Interview with Van Arman on Reflection

An interview with Redlion News


REDLION NEWS: What was the pivotal moment or inspiration behind 'Reflection,' and how did it influence the direction and concept of this collection?


PVA: Have been calling my robot’s process “feedback” for a long time. But I wanted a better way to communicate about what’s actually going on, and to make an artwork that’s really representative of what I’m exploring with artificial creativity.  Then in talking with friends, specifically Ezra (aka Shibboleth), realized “Reflection” is a perfect way to put this forward… that when my robots use feedback loops, what they’re doing is reflecting on the creation process, like a painter stepping back from the canvas. So this charged me up to make a series that can serve as a capsule of this approach, which I call “Reflective AI.”.



REDLION NEWS: Can you describe how the Reflective AI interacts with your robotic painting system during the creation of each piece? How do feedback loops and multimodal mark-making contribute to the 'thinking' process of the AI?



PVA: Like a human painter, the robot is constantly looking at what it is painting, and based on the marks that are developing on the canvas, it decides on what the next marks should be. It does this both on a stroke by stroke basis, as well as periodically making larger decisions to add composition, or contrast, or complementary colors. Painter Paul Klee described the artistic process as a creative feedback loop where an artist makes a mark on the canvas, analyzes the mark, and uses the analysis to make the next mark, over and over again, in a creative feedback loop. My robots do exactly that. I think of it as a synthetic embodiment of an artist’s creative process.



REDLION NEWS: The collection delves into themes of transhumanism, AI, and physicality. How do you see 'Reflection' contributing to the broader conversation about the role of AI in art and society?



PVA: Yeah- Nothing is more interesting than wondering where our consciousness comes from or what it even is. And it is just as interesting to ask ourselves what makes us human. The way I explore these questions is by reflecting on my own creativity and trying to replicate it in code. One of the meanings of the title Reflection is that this whole process is my reflection on my own creative process. I am trying to get at the source of creation.
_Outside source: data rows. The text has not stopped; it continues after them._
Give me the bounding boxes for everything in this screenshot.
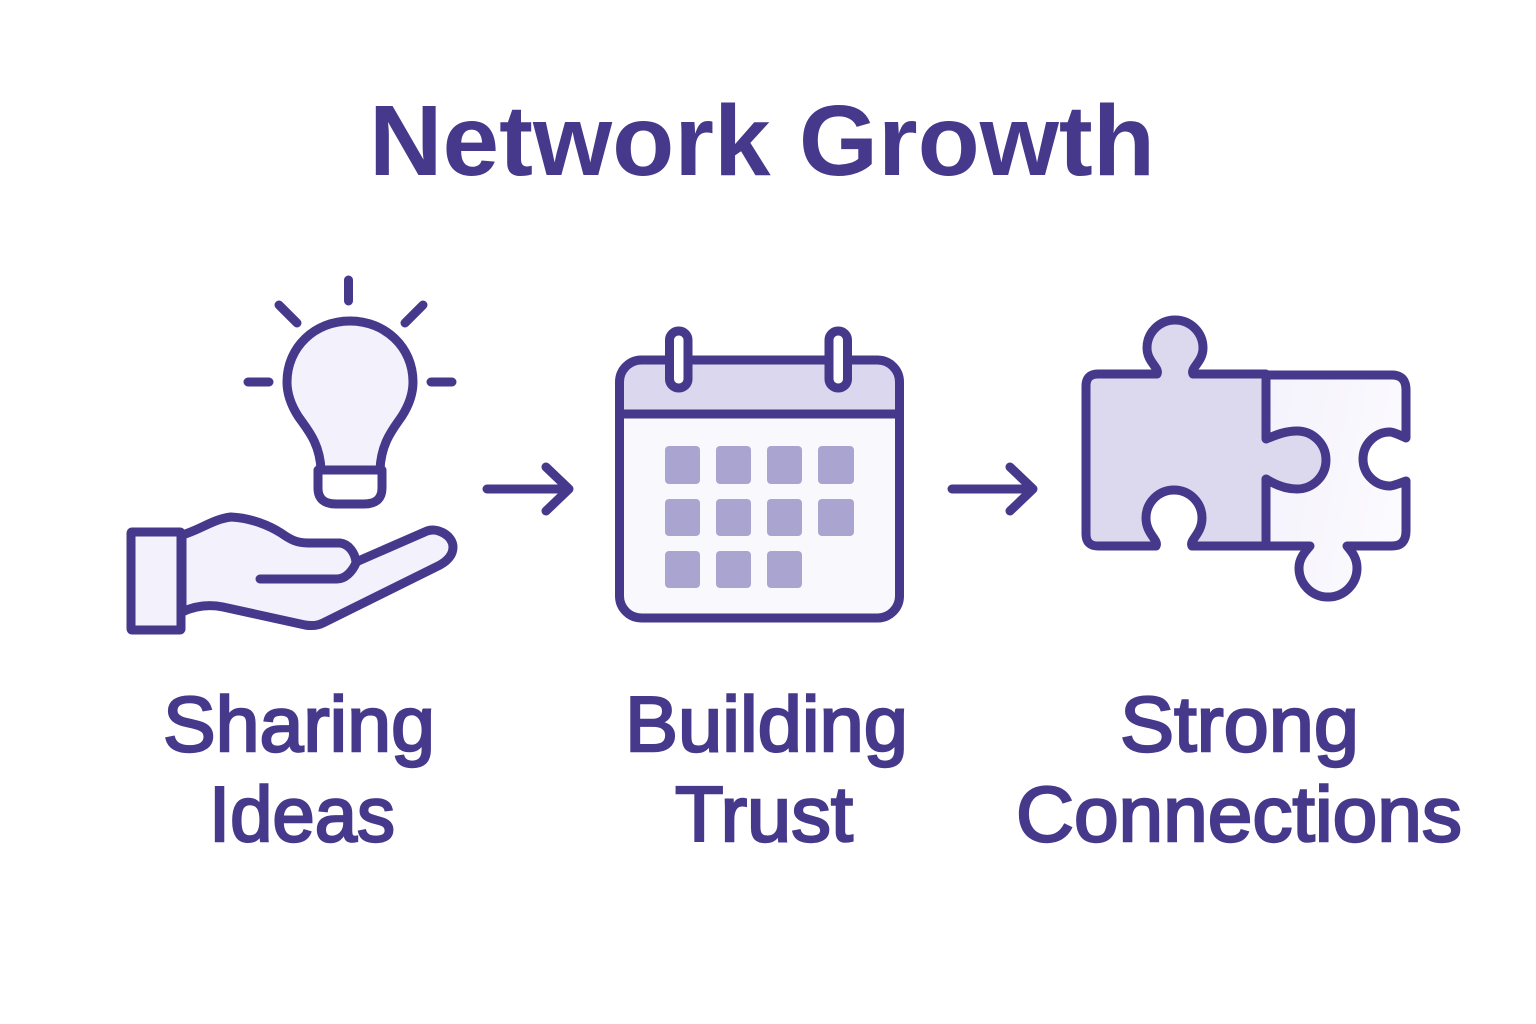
label: sharing ideas: Sharing xyxy=(163,680,435,768)
title: Network Growth xyxy=(369,85,1155,197)
icon: open hand xyxy=(131,517,453,630)
step 1: sharing ideas xyxy=(131,280,453,858)
label: strong connections: Strong xyxy=(1120,680,1359,768)
label: building trust: Building xyxy=(625,680,908,768)
label: building trust xyxy=(625,680,908,858)
step 3: strong connections xyxy=(1016,320,1462,858)
puzzle piece: left xyxy=(1086,320,1326,546)
icon: light bulb xyxy=(248,280,452,504)
icon: calendar xyxy=(620,331,900,618)
puzzle piece: right xyxy=(1266,375,1406,597)
label: sharing ideas xyxy=(163,680,435,858)
arrow: trust to connections xyxy=(952,467,1033,511)
label: building trust: Trust xyxy=(675,770,853,858)
icon: puzzle pieces xyxy=(1086,320,1406,597)
arrow: sharing to trust xyxy=(487,467,569,511)
step 2: building trust xyxy=(620,331,908,858)
label: strong connections: Connections xyxy=(1016,770,1462,858)
label: sharing ideas: Ideas xyxy=(209,770,395,858)
label: strong connections xyxy=(1016,680,1462,858)
calendar day squares xyxy=(665,446,854,588)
REDLION NEWS: With 'Reflection' setting a new direction in generative AI art, what do you envision for the future of AI and robotics in the artistic process? How can artists continue to push the boundaries of creativity using technology?



PVA: Most interesting thing happening in AI Art are artists coming up with cool pipelines where they start with their own body of work, put it into Stable Diffusion, then take the results and run another AI Filter on it, then use that as input to another AI process, until something unique emerges at the end of their pipeline.
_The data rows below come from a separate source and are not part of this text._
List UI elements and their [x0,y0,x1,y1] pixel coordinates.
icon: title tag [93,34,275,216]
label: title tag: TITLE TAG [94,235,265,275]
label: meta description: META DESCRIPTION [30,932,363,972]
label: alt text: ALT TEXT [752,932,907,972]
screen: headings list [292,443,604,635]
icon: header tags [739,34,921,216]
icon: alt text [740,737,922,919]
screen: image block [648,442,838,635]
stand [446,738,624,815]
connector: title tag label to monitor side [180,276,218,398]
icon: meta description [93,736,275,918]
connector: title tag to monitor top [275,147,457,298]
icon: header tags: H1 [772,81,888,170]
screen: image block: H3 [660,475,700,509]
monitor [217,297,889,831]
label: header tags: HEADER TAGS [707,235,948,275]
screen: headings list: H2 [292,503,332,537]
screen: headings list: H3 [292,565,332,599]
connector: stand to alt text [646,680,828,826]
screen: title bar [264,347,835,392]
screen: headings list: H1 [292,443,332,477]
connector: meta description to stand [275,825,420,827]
I hope that other artists see Reflection and realize that these pipelines can use AI in between each step to get profoundly better results.


For example, maybe an artist’s first step uses Stable Diffusion to create 100,000 images from their body of work. Wouldn’t it be cool if they then had a sentiment analyzer look through those 100,000 automatically and pick the 10 most emotional pieces, and then pass those 10 onto the next step in the pipeline. And between each other step AI can do some other kind of analysis. In this way the AI will be reflecting on its own outputs, like a human, and the results will be profoundly better.


I also hope this collection can be a push in a new direction for long-form generative art. The entire process from the moment I turn on the robot until the final onchain output is a single long-form generative process. The final artworks are fully digital, but I hope some might find it interesting that they integrate inputs from a nondeterministic physical process. Operator was pushing in this direction with Human Unreadable, integrating physical dance into their generative outputs, and Reflection I think goes a step further by making the entire physical and digital process fully generative. I’m interested in what kind of pure, non-deterministic emergence can be found in processes like this.


REDLION NEWS: As an artist, what does the evolution of crypto art and NFTs mean to you personally and professionally?


PVA: CryptoArt has been everything to me. Before cryptoArt, I spent about 15 years in obscurity. Got a bunch of critical success with awards and was often featured in media pieces, but I just didn’t have an audience that thought AI art was interesting. The opposite actually; I was often uninvited from shows when they realized a robot was involved as there was an even stronger aversion to AI art than there is today. CryptoArt collectors, however, love AI art, even more so generative art. So cryptoArt was me finding an audience and being able to share my work on a much larger scale.